Extract documents related to sentiment peaks

This function extracts the documents with most extreme sentiment (lowest, highest or both in absolute terms). The extracted documents are unique, even when, for example, all most extreme sentiment values (across sentiment calculation methods) occur only for one document.

peakdocs(sentiment, n = 10, type = "both", do.average = FALSE)

Arguments

sentiment: a sentiment object created using compute_sentiment or as.sentiment.
n: a positive numeric value to indicate the number of documents associated to sentiment peaks to extract. If n < 1, it is interpreted as a quantile (for example, 0.07 would mean the 7% most extreme documents).
type: a character value, either "pos", "neg" or "both", respectively to look for the n documents related to the most positive, most negative or most extreme (in absolute terms) sentiment occurrences.
do.average: a logical to indicate whether peaks should be selected based on the average sentiment value per document.

Value

A vector of type "character" corresponding to the n extracted document identifiers.

Author

Samuel Borms

Examples

set.seed(505)

data("usnews", package = "sentometrics")
data("list_lexicons", package = "sentometrics")
data("list_valence_shifters", package = "sentometrics")

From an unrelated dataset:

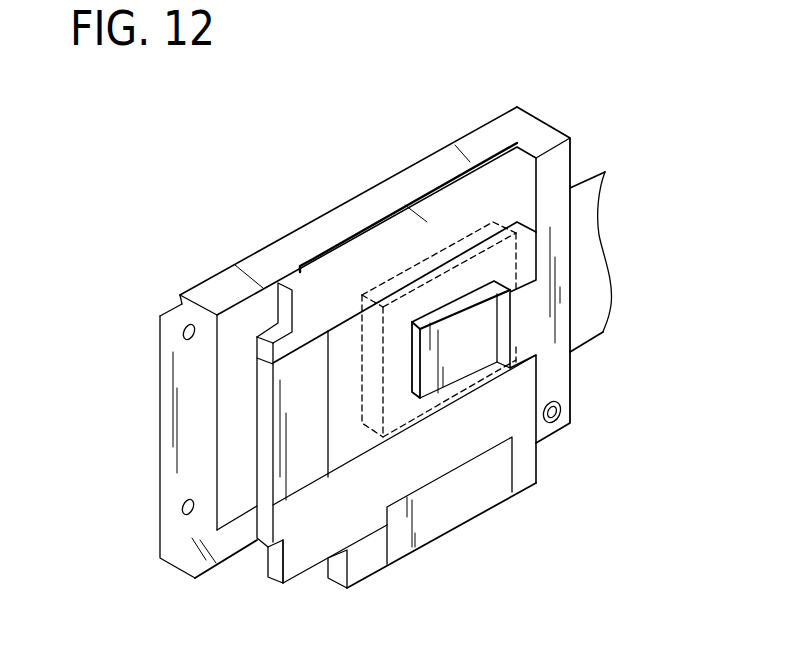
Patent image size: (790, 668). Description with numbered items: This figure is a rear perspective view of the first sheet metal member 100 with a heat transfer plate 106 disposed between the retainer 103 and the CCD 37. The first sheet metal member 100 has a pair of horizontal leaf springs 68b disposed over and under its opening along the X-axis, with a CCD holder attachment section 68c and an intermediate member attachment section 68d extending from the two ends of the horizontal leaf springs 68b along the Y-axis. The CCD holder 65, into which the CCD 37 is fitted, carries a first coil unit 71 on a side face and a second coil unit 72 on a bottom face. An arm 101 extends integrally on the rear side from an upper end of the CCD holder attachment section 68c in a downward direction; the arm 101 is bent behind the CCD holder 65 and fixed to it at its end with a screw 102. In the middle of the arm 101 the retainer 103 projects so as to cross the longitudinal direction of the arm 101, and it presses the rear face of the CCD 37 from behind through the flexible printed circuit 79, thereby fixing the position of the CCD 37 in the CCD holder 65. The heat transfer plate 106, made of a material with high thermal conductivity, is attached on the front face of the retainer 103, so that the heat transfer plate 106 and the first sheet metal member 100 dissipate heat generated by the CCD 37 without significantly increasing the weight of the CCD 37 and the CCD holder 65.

l <- sento_lexicons(list_lexicons[c("LM_en", "HENRY_en")])

corpus <- sento_corpus(corpusdf = usnews)
corpusSample <- quanteda::corpus_sample(corpus, size = 200)
sent <- compute_sentiment(corpusSample, l, how = "proportionalPol")

# extract the peaks
peaksAbs <- peakdocs(sent, n = 5)
peaksAbsQuantile <- peakdocs(sent, n = 0.50)
peaksPos <- peakdocs(sent, n = 5, type = "pos")
peaksNeg <- peakdocs(sent, n = 5, type = "neg")